Je vous invite à consulter sur le site leem.org le rapport "Santé 2030" qui fait un état passionnant de l'innovation scientifique et technologique des dix prochaines années. Ce rapport est le fruit d'un travail d'une trentaine de scientifiques éminents et souligne combien la question qui s'adresse à nous aujourd'hui est plus des conditions dans lesquelles nous pouvons assurer l'accès de ces traitements très innovants à tous les patients qui les attendent.
La seconde partie de votre question concerne l'évaluation et la reconnaissance de l'innovation. Le LEEM, dans le contexte de cette accélération de la science et du progrès thérapeutique, considère que les conditions de l'évaluation doivent être revues, en commençant par l'évaluation scientifique (SMR/ASMR).
Je suis personnellement favorable à ce que la question de l'évaluation européenne puisse progresser pour assurer une cohérence entre les pays.
Il est de la responsabilité d'un laboratoire qui cherche, développe, fabrique et commercialise un médicament de s'assurer également de son bon usage et c'est le rôle de la visite médicale.
La visite médicale est très encadrée, conformément à la charte que nous avons signée avec le Comité économique des produits de santé (CEPS). C'est un métier qui évolue profondément, notamment du fait de l'arrivée du digital et de l'évolution des traitements que nous développons.
L'innovation thérapeutique a aujourd'hui pour caractéristiques de s'adresser à des populations de plus en plus ciblées et avec des traitements de plus en plus complexes et personnalisés, et requiert donc un accompagnement adapté de la part des entreprises qui les développent pour assurer leur bon usage.

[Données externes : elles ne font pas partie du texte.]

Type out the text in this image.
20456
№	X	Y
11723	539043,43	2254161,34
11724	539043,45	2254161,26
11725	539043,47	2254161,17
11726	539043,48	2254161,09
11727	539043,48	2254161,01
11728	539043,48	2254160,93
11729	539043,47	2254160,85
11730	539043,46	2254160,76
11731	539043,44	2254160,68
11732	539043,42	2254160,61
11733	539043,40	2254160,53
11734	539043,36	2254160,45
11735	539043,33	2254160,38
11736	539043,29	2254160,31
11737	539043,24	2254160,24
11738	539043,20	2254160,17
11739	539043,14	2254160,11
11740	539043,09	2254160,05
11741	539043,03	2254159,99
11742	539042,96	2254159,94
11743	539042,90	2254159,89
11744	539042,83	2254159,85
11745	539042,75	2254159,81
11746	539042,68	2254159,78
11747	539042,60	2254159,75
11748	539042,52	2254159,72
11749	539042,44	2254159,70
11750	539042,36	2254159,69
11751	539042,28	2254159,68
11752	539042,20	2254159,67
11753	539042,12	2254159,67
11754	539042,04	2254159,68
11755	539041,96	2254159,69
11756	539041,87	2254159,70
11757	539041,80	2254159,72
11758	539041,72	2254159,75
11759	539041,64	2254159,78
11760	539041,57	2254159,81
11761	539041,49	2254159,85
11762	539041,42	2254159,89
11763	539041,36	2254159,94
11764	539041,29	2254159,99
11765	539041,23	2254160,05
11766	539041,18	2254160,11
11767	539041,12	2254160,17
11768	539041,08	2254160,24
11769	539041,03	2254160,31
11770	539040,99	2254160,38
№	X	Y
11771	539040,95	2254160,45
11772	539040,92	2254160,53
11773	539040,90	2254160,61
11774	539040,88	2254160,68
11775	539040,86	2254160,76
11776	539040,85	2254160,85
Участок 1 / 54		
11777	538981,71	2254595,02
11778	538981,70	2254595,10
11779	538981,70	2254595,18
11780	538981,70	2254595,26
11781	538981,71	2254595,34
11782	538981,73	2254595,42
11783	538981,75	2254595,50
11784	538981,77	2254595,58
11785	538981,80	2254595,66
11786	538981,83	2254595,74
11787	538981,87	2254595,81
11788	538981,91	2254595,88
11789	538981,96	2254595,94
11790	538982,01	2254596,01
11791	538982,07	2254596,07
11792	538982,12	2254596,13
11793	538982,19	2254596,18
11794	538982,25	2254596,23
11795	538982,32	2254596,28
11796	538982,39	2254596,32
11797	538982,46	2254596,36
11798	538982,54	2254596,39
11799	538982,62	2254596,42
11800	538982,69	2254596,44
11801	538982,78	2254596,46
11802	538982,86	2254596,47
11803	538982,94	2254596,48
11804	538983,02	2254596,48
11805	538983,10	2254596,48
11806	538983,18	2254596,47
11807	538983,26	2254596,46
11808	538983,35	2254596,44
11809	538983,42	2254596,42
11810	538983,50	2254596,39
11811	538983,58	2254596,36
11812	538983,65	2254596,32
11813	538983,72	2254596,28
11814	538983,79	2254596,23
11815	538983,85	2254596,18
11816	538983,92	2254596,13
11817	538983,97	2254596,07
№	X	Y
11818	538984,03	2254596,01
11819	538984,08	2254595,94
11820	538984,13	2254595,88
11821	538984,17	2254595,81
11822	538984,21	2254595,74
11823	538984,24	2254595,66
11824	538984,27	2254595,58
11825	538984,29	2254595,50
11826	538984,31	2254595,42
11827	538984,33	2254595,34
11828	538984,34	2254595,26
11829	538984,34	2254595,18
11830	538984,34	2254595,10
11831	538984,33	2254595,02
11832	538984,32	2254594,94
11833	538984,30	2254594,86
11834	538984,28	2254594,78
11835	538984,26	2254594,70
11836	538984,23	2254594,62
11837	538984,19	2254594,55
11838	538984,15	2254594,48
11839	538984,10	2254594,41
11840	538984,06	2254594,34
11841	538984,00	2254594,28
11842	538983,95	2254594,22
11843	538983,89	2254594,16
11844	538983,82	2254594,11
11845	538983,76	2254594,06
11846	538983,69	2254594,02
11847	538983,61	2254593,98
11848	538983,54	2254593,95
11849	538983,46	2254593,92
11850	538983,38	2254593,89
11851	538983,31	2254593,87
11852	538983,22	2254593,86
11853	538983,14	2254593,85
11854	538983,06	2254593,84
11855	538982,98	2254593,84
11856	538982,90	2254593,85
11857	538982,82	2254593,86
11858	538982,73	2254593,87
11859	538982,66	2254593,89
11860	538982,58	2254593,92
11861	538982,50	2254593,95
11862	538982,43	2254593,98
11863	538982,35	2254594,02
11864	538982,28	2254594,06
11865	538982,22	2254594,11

Je souligne qu'un des rôles de la visite médicale est également de participer à la chaîne de pharmacovigilance.
Nous demandons toutefois que la consultation, le fonctionnement de ce site et l'usage de ces données soient améliorés et simplifiés pour assurer pleinement toutes les conditions de la transparence.
Le choix de la prescription reste pleinement celui du médecin, qui use de son libre arbitre pour choisir les traitements adaptés aux besoins de son patient.
Il s'agit aujourd'hui de reconstruire en parallèle les conditions de la compétitivité des entreprises locales par rapport à la concurrence asiatique en particulier, et de l'attractivité de notre pays pour qu'y soient développés et produits les molécules et les traitements de la nouvelle pharmacopée.
Le plan de relance annoncé par le gouvernement confirme la reconnaissance du caractère stratégique des entreprises de santé et les mesures annoncées sont un signal positif en ce sens. Je souhaite qu'elles nous permettent de renforcer l'autonomie sanitaire de l'Europe.